‘In great hands’

Symbolically, Donna Torrisi passed the torch to Emily Nichols. Literally, Torrisi passed Nichols the white buffalo.

When Torrisi retired this year after 27 years as Executive Director of RHD’S Family Practice & Counseling Network, she pulled the statue of a white buffalo (“It symbolizes hope, and optimism, and a sense that good things are coming,” Torrisi said) off her desk and gave it to her successor. Nichols has been an integral part of the health network since she became the Center Director of The Health Annex, FPCN’s health center in Southwest Philadelphia, and now takes over as Executive Director of FPCN, the largest nurse-led health care network in the country. And today the white buffalo sits on her desk, in a sunny office inside the Abbottsford Falls location of FPCN. Nichols had been Director of Operations for FPCN since 2013, working directly with Torrisi.

“We complimented each other,” Nichols said. “While our styles were different, we shared many of the same core values about the work, who we serve and the importance of recognizing systemic racism and how it has affected our patients’ lives.

“A couple of months before she retired, Donna said, ‘All right Emily, I built the first floor, it’s time for you to build the second floor.’ I’m looking at taking this awesome base and expanding it. Growing within — improving within. I’m excited about it.”

“She is a fabulous leader,” Torrisi said. “Emily Nichols cares deeply about people, and cares deeply about the health centers. She brings so many gifts — sincerity, integrity, commitment, a great sense of humor. FPCN’s future is in great hands.”

Nichols’ passion to work with underserved populations came from the values instilled in her by her parents. Nichols’ mother was a high school English teacher.
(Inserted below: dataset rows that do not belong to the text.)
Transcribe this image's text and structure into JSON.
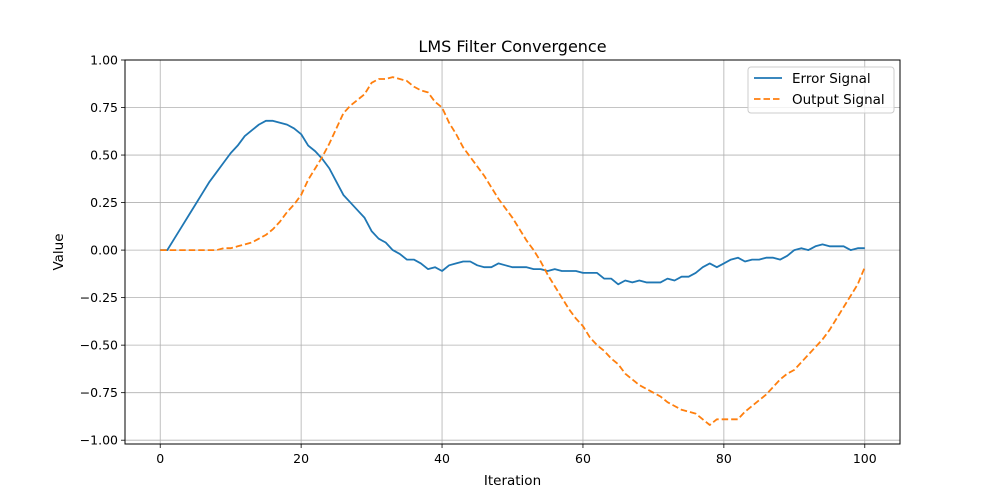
{
  "chart_data": {
    "type": "line",
    "title": "LMS Filter Convergence",
    "xlabel": "Iteration",
    "ylabel": "Value",
    "xlim": [
      -5,
      105
    ],
    "ylim": [
      -1.02,
      1.0
    ],
    "xticks": [
      0,
      20,
      40,
      60,
      80,
      100
    ],
    "xtick_labels": [
      "0",
      "20",
      "40",
      "60",
      "80",
      "100"
    ],
    "yticks": [
      -1.0,
      -0.75,
      -0.5,
      -0.25,
      0.0,
      0.25,
      0.5,
      0.75,
      1.0
    ],
    "ytick_labels": [
      "−1.00",
      "−0.75",
      "−0.50",
      "−0.25",
      "0.00",
      "0.25",
      "0.50",
      "0.75",
      "1.00"
    ],
    "grid": true,
    "legend_position": "top-right",
    "x": [
      0,
      1,
      2,
      3,
      4,
      5,
      6,
      7,
      8,
      9,
      10,
      11,
      12,
      13,
      14,
      15,
      16,
      17,
      18,
      19,
      20,
      21,
      22,
      23,
      24,
      25,
      26,
      27,
      28,
      29,
      30,
      31,
      32,
      33,
      34,
      35,
      36,
      37,
      38,
      39,
      40,
      41,
      42,
      43,
      44,
      45,
      46,
      47,
      48,
      49,
      50,
      51,
      52,
      53,
      54,
      55,
      56,
      57,
      58,
      59,
      60,
      61,
      62,
      63,
      64,
      65,
      66,
      67,
      68,
      69,
      70,
      71,
      72,
      73,
      74,
      75,
      76,
      77,
      78,
      79,
      80,
      81,
      82,
      83,
      84,
      85,
      86,
      87,
      88,
      89,
      90,
      91,
      92,
      93,
      94,
      95,
      96,
      97,
      98,
      99,
      100
    ],
    "series": [
      {
        "name": "Error Signal",
        "color": "#1f77b4",
        "style": "solid",
        "values": [
          0.0,
          0.0,
          0.06,
          0.12,
          0.18,
          0.24,
          0.3,
          0.36,
          0.41,
          0.46,
          0.51,
          0.55,
          0.6,
          0.63,
          0.66,
          0.68,
          0.68,
          0.67,
          0.66,
          0.64,
          0.61,
          0.55,
          0.52,
          0.48,
          0.43,
          0.36,
          0.29,
          0.25,
          0.21,
          0.17,
          0.1,
          0.06,
          0.04,
          0.0,
          -0.02,
          -0.05,
          -0.05,
          -0.07,
          -0.1,
          -0.09,
          -0.11,
          -0.08,
          -0.07,
          -0.06,
          -0.06,
          -0.08,
          -0.09,
          -0.09,
          -0.07,
          -0.08,
          -0.09,
          -0.09,
          -0.09,
          -0.1,
          -0.1,
          -0.11,
          -0.1,
          -0.11,
          -0.11,
          -0.11,
          -0.12,
          -0.12,
          -0.12,
          -0.15,
          -0.15,
          -0.18,
          -0.16,
          -0.17,
          -0.16,
          -0.17,
          -0.17,
          -0.17,
          -0.15,
          -0.16,
          -0.14,
          -0.14,
          -0.12,
          -0.09,
          -0.07,
          -0.09,
          -0.07,
          -0.05,
          -0.04,
          -0.06,
          -0.05,
          -0.05,
          -0.04,
          -0.04,
          -0.05,
          -0.03,
          0.0,
          0.01,
          0.0,
          0.02,
          0.03,
          0.02,
          0.02,
          0.02,
          0.0,
          0.01,
          0.01
        ]
      },
      {
        "name": "Output Signal",
        "color": "#ff7f0e",
        "style": "dashed",
        "values": [
          0.0,
          0.0,
          0.0,
          0.0,
          0.0,
          0.0,
          0.0,
          0.0,
          0.0,
          0.01,
          0.01,
          0.02,
          0.03,
          0.04,
          0.06,
          0.08,
          0.11,
          0.15,
          0.2,
          0.24,
          0.29,
          0.37,
          0.43,
          0.49,
          0.56,
          0.64,
          0.72,
          0.76,
          0.79,
          0.82,
          0.88,
          0.9,
          0.9,
          0.91,
          0.9,
          0.89,
          0.86,
          0.84,
          0.83,
          0.78,
          0.75,
          0.67,
          0.61,
          0.54,
          0.49,
          0.44,
          0.39,
          0.33,
          0.27,
          0.22,
          0.17,
          0.11,
          0.05,
          0.0,
          -0.06,
          -0.13,
          -0.19,
          -0.25,
          -0.31,
          -0.36,
          -0.4,
          -0.46,
          -0.5,
          -0.53,
          -0.57,
          -0.6,
          -0.65,
          -0.68,
          -0.71,
          -0.73,
          -0.75,
          -0.77,
          -0.8,
          -0.82,
          -0.84,
          -0.85,
          -0.86,
          -0.89,
          -0.92,
          -0.89,
          -0.89,
          -0.89,
          -0.89,
          -0.85,
          -0.82,
          -0.79,
          -0.76,
          -0.72,
          -0.68,
          -0.65,
          -0.63,
          -0.59,
          -0.55,
          -0.51,
          -0.47,
          -0.42,
          -0.36,
          -0.3,
          -0.24,
          -0.18,
          -0.09
        ]
      }
    ]
  }
}
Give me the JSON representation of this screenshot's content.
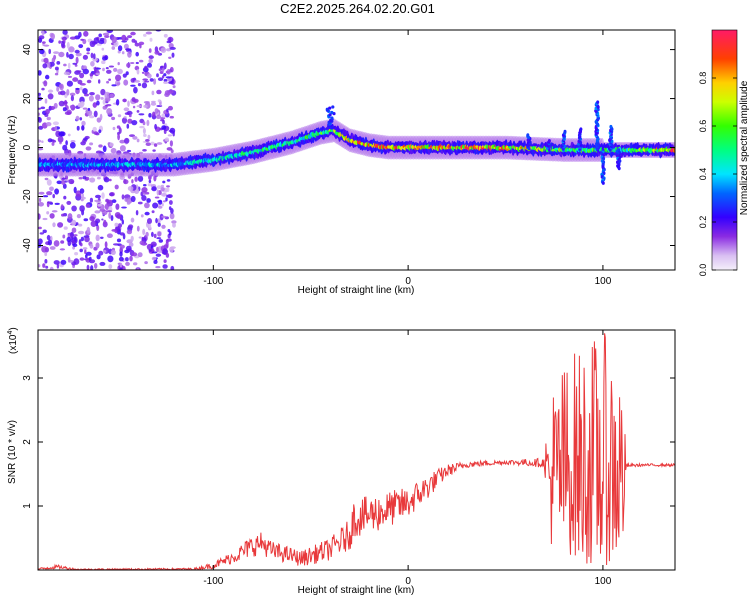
{
  "title": "C2E2.2025.264.02.20.G01",
  "chart_data": [
    {
      "type": "heatmap",
      "xlabel": "Height of straight line (km)",
      "ylabel": "Frequency (Hz)",
      "xlim": [
        -190,
        137
      ],
      "ylim": [
        -50,
        48
      ],
      "xticks": [
        -100,
        0,
        100
      ],
      "yticks": [
        -40,
        -20,
        0,
        20,
        40
      ],
      "colorbar": {
        "label": "Normalized spectral amplitude",
        "ticks": [
          "0.0",
          "0.2",
          "0.4",
          "0.6",
          "0.8"
        ],
        "range": [
          0,
          1
        ]
      },
      "ridge": {
        "description_free": true,
        "x": [
          -190,
          -150,
          -120,
          -100,
          -80,
          -60,
          -45,
          -38,
          -30,
          -20,
          -10,
          0,
          20,
          50,
          80,
          100,
          120,
          137
        ],
        "y": [
          -7,
          -7,
          -7,
          -5,
          -2,
          2,
          6,
          7,
          3,
          1,
          0,
          0,
          0,
          0,
          -1,
          -1,
          -1,
          -1
        ],
        "amplitude": [
          0.35,
          0.4,
          0.4,
          0.45,
          0.5,
          0.55,
          0.55,
          0.7,
          0.8,
          0.85,
          0.85,
          0.75,
          0.85,
          0.85,
          0.6,
          0.55,
          0.6,
          0.9
        ]
      }
    },
    {
      "type": "line",
      "xlabel": "Height of straight line (km)",
      "ylabel": "SNR (10 * v/v)",
      "scale_label": "(x10",
      "scale_exp": "4",
      "xlim": [
        -190,
        137
      ],
      "ylim": [
        0,
        3.75
      ],
      "xticks": [
        -100,
        0,
        100
      ],
      "yticks": [
        1,
        2,
        3
      ],
      "series": [
        {
          "color": "#e8393b",
          "envelope": {
            "x": [
              -190,
              -180,
              -170,
              -110,
              -100,
              -90,
              -80,
              -75,
              -70,
              -60,
              -55,
              -40,
              -30,
              -28,
              -15,
              0,
              10,
              20,
              30,
              50,
              70,
              72,
              80,
              90,
              100,
              110,
              112,
              120,
              137
            ],
            "low": [
              0.0,
              0.02,
              0.0,
              0.0,
              0.02,
              0.1,
              0.2,
              0.25,
              0.15,
              0.1,
              0.05,
              0.15,
              0.3,
              0.5,
              0.6,
              0.8,
              1.1,
              1.45,
              1.6,
              1.65,
              1.6,
              0.4,
              0.3,
              0.1,
              0.05,
              0.2,
              1.6,
              1.62,
              1.62
            ],
            "high": [
              0.03,
              0.08,
              0.02,
              0.03,
              0.12,
              0.3,
              0.55,
              0.6,
              0.45,
              0.35,
              0.3,
              0.5,
              0.8,
              1.1,
              1.2,
              1.3,
              1.5,
              1.65,
              1.7,
              1.72,
              1.75,
              2.8,
              3.3,
              3.6,
              3.75,
              3.2,
              1.66,
              1.66,
              1.66
            ]
          }
        }
      ]
    }
  ]
}
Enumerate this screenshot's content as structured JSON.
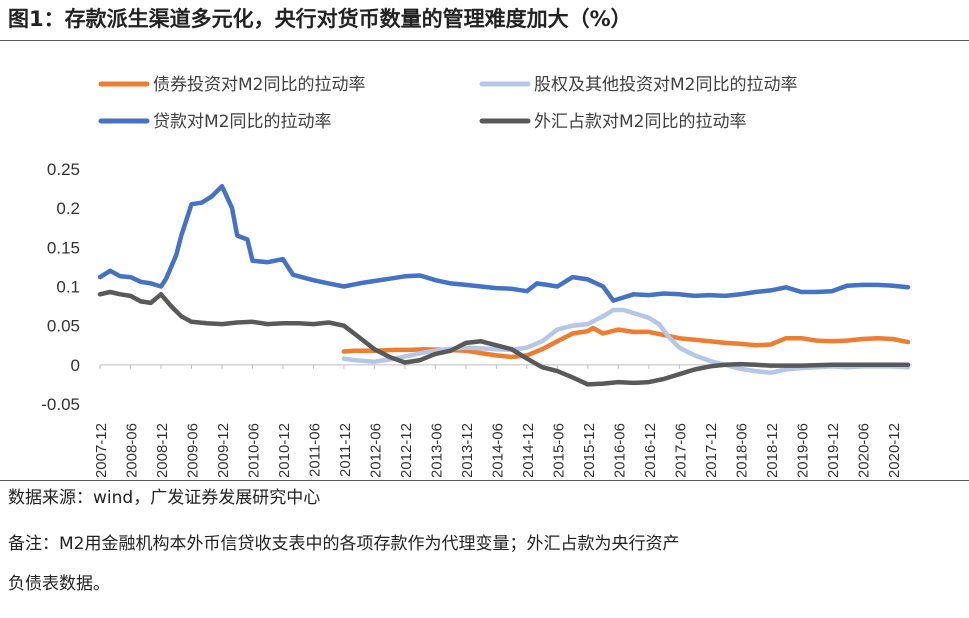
{
  "figure": {
    "title": "图1：存款派生渠道多元化，央行对货币数量的管理难度加大（%）",
    "source": "数据来源：wind，广发证券发展研究中心",
    "note_line1": "备注：M2用金融机构本外币信贷收支表中的各项存款作为代理变量；外汇占款为央行资产",
    "note_line2": "负债表数据。"
  },
  "chart_data": {
    "type": "line",
    "title": "存款派生渠道多元化，央行对货币数量的管理难度加大（%）",
    "xlabel": "",
    "ylabel": "",
    "ylim": [
      -0.05,
      0.25
    ],
    "yticks": [
      -0.05,
      0,
      0.05,
      0.1,
      0.15,
      0.2,
      0.25
    ],
    "ytick_labels": [
      "-0.05",
      "0",
      "0.05",
      "0.1",
      "0.15",
      "0.2",
      "0.25"
    ],
    "grid": false,
    "legend_position": "top",
    "x_start": "2007-12",
    "x_end": "2021-03",
    "x_ticks": [
      "2007-12",
      "2008-06",
      "2008-12",
      "2009-06",
      "2009-12",
      "2010-06",
      "2010-12",
      "2011-06",
      "2011-12",
      "2012-06",
      "2012-12",
      "2013-06",
      "2013-12",
      "2014-06",
      "2014-12",
      "2015-06",
      "2015-12",
      "2016-06",
      "2016-12",
      "2017-06",
      "2017-12",
      "2018-06",
      "2018-12",
      "2019-06",
      "2019-12",
      "2020-06",
      "2020-12"
    ],
    "series": [
      {
        "name": "债券投资对M2同比的拉动率",
        "color": "#ED7D31",
        "points": [
          [
            "2011-12",
            0.017
          ],
          [
            "2012-02",
            0.018
          ],
          [
            "2012-06",
            0.018
          ],
          [
            "2012-10",
            0.019
          ],
          [
            "2013-01",
            0.019
          ],
          [
            "2013-04",
            0.02
          ],
          [
            "2013-08",
            0.019
          ],
          [
            "2013-12",
            0.018
          ],
          [
            "2014-03",
            0.015
          ],
          [
            "2014-06",
            0.012
          ],
          [
            "2014-09",
            0.01
          ],
          [
            "2014-12",
            0.012
          ],
          [
            "2015-03",
            0.02
          ],
          [
            "2015-06",
            0.03
          ],
          [
            "2015-09",
            0.04
          ],
          [
            "2015-12",
            0.043
          ],
          [
            "2016-01",
            0.047
          ],
          [
            "2016-03",
            0.04
          ],
          [
            "2016-06",
            0.045
          ],
          [
            "2016-09",
            0.042
          ],
          [
            "2016-12",
            0.042
          ],
          [
            "2017-03",
            0.038
          ],
          [
            "2017-06",
            0.034
          ],
          [
            "2017-09",
            0.032
          ],
          [
            "2017-12",
            0.03
          ],
          [
            "2018-03",
            0.028
          ],
          [
            "2018-06",
            0.027
          ],
          [
            "2018-09",
            0.025
          ],
          [
            "2018-12",
            0.026
          ],
          [
            "2019-03",
            0.034
          ],
          [
            "2019-06",
            0.034
          ],
          [
            "2019-09",
            0.031
          ],
          [
            "2019-12",
            0.03
          ],
          [
            "2020-03",
            0.031
          ],
          [
            "2020-06",
            0.033
          ],
          [
            "2020-09",
            0.034
          ],
          [
            "2020-12",
            0.033
          ],
          [
            "2021-03",
            0.029
          ]
        ]
      },
      {
        "name": "股权及其他投资对M2同比的拉动率",
        "color": "#B4C7E7",
        "points": [
          [
            "2011-12",
            0.008
          ],
          [
            "2012-02",
            0.006
          ],
          [
            "2012-06",
            0.004
          ],
          [
            "2012-10",
            0.008
          ],
          [
            "2013-01",
            0.012
          ],
          [
            "2013-04",
            0.016
          ],
          [
            "2013-08",
            0.02
          ],
          [
            "2013-12",
            0.022
          ],
          [
            "2014-03",
            0.021
          ],
          [
            "2014-06",
            0.02
          ],
          [
            "2014-09",
            0.019
          ],
          [
            "2014-12",
            0.022
          ],
          [
            "2015-03",
            0.03
          ],
          [
            "2015-06",
            0.045
          ],
          [
            "2015-09",
            0.05
          ],
          [
            "2015-12",
            0.052
          ],
          [
            "2016-03",
            0.062
          ],
          [
            "2016-05",
            0.07
          ],
          [
            "2016-07",
            0.07
          ],
          [
            "2016-09",
            0.066
          ],
          [
            "2016-12",
            0.06
          ],
          [
            "2017-02",
            0.052
          ],
          [
            "2017-04",
            0.035
          ],
          [
            "2017-06",
            0.022
          ],
          [
            "2017-09",
            0.012
          ],
          [
            "2017-12",
            0.005
          ],
          [
            "2018-03",
            0.0
          ],
          [
            "2018-06",
            -0.005
          ],
          [
            "2018-09",
            -0.008
          ],
          [
            "2018-12",
            -0.01
          ],
          [
            "2019-03",
            -0.006
          ],
          [
            "2019-06",
            -0.004
          ],
          [
            "2019-09",
            -0.003
          ],
          [
            "2019-12",
            -0.002
          ],
          [
            "2020-03",
            -0.003
          ],
          [
            "2020-06",
            -0.002
          ],
          [
            "2020-09",
            -0.002
          ],
          [
            "2020-12",
            -0.002
          ],
          [
            "2021-03",
            -0.003
          ]
        ]
      },
      {
        "name": "贷款对M2同比的拉动率",
        "color": "#4472C4",
        "points": [
          [
            "2007-12",
            0.112
          ],
          [
            "2008-02",
            0.12
          ],
          [
            "2008-04",
            0.113
          ],
          [
            "2008-06",
            0.112
          ],
          [
            "2008-08",
            0.106
          ],
          [
            "2008-10",
            0.104
          ],
          [
            "2008-12",
            0.1
          ],
          [
            "2009-01",
            0.11
          ],
          [
            "2009-03",
            0.14
          ],
          [
            "2009-04",
            0.165
          ],
          [
            "2009-06",
            0.205
          ],
          [
            "2009-08",
            0.207
          ],
          [
            "2009-10",
            0.215
          ],
          [
            "2009-12",
            0.228
          ],
          [
            "2010-02",
            0.2
          ],
          [
            "2010-03",
            0.165
          ],
          [
            "2010-05",
            0.16
          ],
          [
            "2010-06",
            0.133
          ],
          [
            "2010-09",
            0.131
          ],
          [
            "2010-12",
            0.135
          ],
          [
            "2011-02",
            0.115
          ],
          [
            "2011-06",
            0.108
          ],
          [
            "2011-09",
            0.104
          ],
          [
            "2011-12",
            0.1
          ],
          [
            "2012-03",
            0.104
          ],
          [
            "2012-06",
            0.107
          ],
          [
            "2012-09",
            0.11
          ],
          [
            "2012-12",
            0.113
          ],
          [
            "2013-03",
            0.114
          ],
          [
            "2013-06",
            0.108
          ],
          [
            "2013-09",
            0.104
          ],
          [
            "2013-12",
            0.102
          ],
          [
            "2014-03",
            0.1
          ],
          [
            "2014-06",
            0.098
          ],
          [
            "2014-09",
            0.097
          ],
          [
            "2014-12",
            0.094
          ],
          [
            "2015-02",
            0.104
          ],
          [
            "2015-04",
            0.102
          ],
          [
            "2015-06",
            0.1
          ],
          [
            "2015-09",
            0.112
          ],
          [
            "2015-12",
            0.109
          ],
          [
            "2016-03",
            0.1
          ],
          [
            "2016-05",
            0.082
          ],
          [
            "2016-07",
            0.086
          ],
          [
            "2016-09",
            0.09
          ],
          [
            "2016-12",
            0.089
          ],
          [
            "2017-03",
            0.091
          ],
          [
            "2017-06",
            0.09
          ],
          [
            "2017-09",
            0.088
          ],
          [
            "2017-12",
            0.089
          ],
          [
            "2018-03",
            0.088
          ],
          [
            "2018-06",
            0.09
          ],
          [
            "2018-09",
            0.093
          ],
          [
            "2018-12",
            0.095
          ],
          [
            "2019-03",
            0.099
          ],
          [
            "2019-06",
            0.093
          ],
          [
            "2019-09",
            0.093
          ],
          [
            "2019-12",
            0.094
          ],
          [
            "2020-03",
            0.101
          ],
          [
            "2020-06",
            0.102
          ],
          [
            "2020-09",
            0.102
          ],
          [
            "2020-12",
            0.101
          ],
          [
            "2021-03",
            0.099
          ]
        ]
      },
      {
        "name": "外汇占款对M2同比的拉动率",
        "color": "#595959",
        "points": [
          [
            "2007-12",
            0.09
          ],
          [
            "2008-02",
            0.093
          ],
          [
            "2008-04",
            0.09
          ],
          [
            "2008-06",
            0.088
          ],
          [
            "2008-08",
            0.081
          ],
          [
            "2008-10",
            0.079
          ],
          [
            "2008-12",
            0.09
          ],
          [
            "2009-02",
            0.075
          ],
          [
            "2009-04",
            0.062
          ],
          [
            "2009-06",
            0.055
          ],
          [
            "2009-09",
            0.053
          ],
          [
            "2009-12",
            0.052
          ],
          [
            "2010-03",
            0.054
          ],
          [
            "2010-06",
            0.055
          ],
          [
            "2010-09",
            0.052
          ],
          [
            "2010-12",
            0.053
          ],
          [
            "2011-03",
            0.053
          ],
          [
            "2011-06",
            0.052
          ],
          [
            "2011-09",
            0.054
          ],
          [
            "2011-12",
            0.05
          ],
          [
            "2012-03",
            0.035
          ],
          [
            "2012-06",
            0.02
          ],
          [
            "2012-09",
            0.01
          ],
          [
            "2012-12",
            0.003
          ],
          [
            "2013-03",
            0.006
          ],
          [
            "2013-06",
            0.014
          ],
          [
            "2013-09",
            0.018
          ],
          [
            "2013-12",
            0.028
          ],
          [
            "2014-03",
            0.03
          ],
          [
            "2014-06",
            0.025
          ],
          [
            "2014-09",
            0.02
          ],
          [
            "2014-12",
            0.008
          ],
          [
            "2015-03",
            -0.003
          ],
          [
            "2015-06",
            -0.008
          ],
          [
            "2015-09",
            -0.016
          ],
          [
            "2015-12",
            -0.025
          ],
          [
            "2016-03",
            -0.024
          ],
          [
            "2016-06",
            -0.022
          ],
          [
            "2016-09",
            -0.023
          ],
          [
            "2016-12",
            -0.022
          ],
          [
            "2017-03",
            -0.018
          ],
          [
            "2017-06",
            -0.012
          ],
          [
            "2017-09",
            -0.006
          ],
          [
            "2017-12",
            -0.002
          ],
          [
            "2018-03",
            0.0
          ],
          [
            "2018-06",
            0.001
          ],
          [
            "2018-09",
            0.0
          ],
          [
            "2018-12",
            -0.001
          ],
          [
            "2019-06",
            -0.001
          ],
          [
            "2019-12",
            0.0
          ],
          [
            "2020-06",
            0.0
          ],
          [
            "2020-12",
            0.0
          ],
          [
            "2021-03",
            0.0
          ]
        ]
      }
    ]
  }
}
“Somehow the kids with the most challenges found their way to our home,” Nichols said. “My mother felt she could give them some mentoring and guidance. Through this, I felt a responsibility to give back to people who may not have been as fortunate as me. It created my foundation.”

Nichols received a BA in Public Health from Johns Hopkins University. While in college she volunteered in East Baltimore helping women and babies with HIV. Nichols went on to receive an MPH in Behavioral Science from Emory University and in 2010, became the center director of the Health Annex, FPCN’s health center in Southwest Philadelphia. At the Health Annex, Nichols found her voice and absorbed the high standards that hallmark FPCN health centers.

“I developed good relationships with people there, but also figured who I am as a leader,” she said.

In 2013, Nichols became director of operations for FPCN — a role that allowed her to work directly with each of the five FPCN center directors to define policies that best served their respective communities. She also expanded FPCN’s use of technology to assist with practices and provide important data.

“I am a big data person — I’m asking what is the data saying? What is the story behind the data? It’s a big love and I want to keep moving it forward,” explained Nichols.

Under Nichols’ direction, FPCN will be growing in additional areas, including increasing community engagement for each health site. On the immediate horizon, Nichols will be overseeing the opening of The Family Health and Birth Center, the only birth center in Philadelphia where women are engaged in their experience of childbirth, with better outcomes and lower costs.

“I want FPCN to be known as an innovative and integrated model of care across all disciplines for the good of our patients,” said Nichols. “We need to meet them where they are, provide comprehensive trauma informed services for whatever they need. They deserve it and we need to provide that for them.”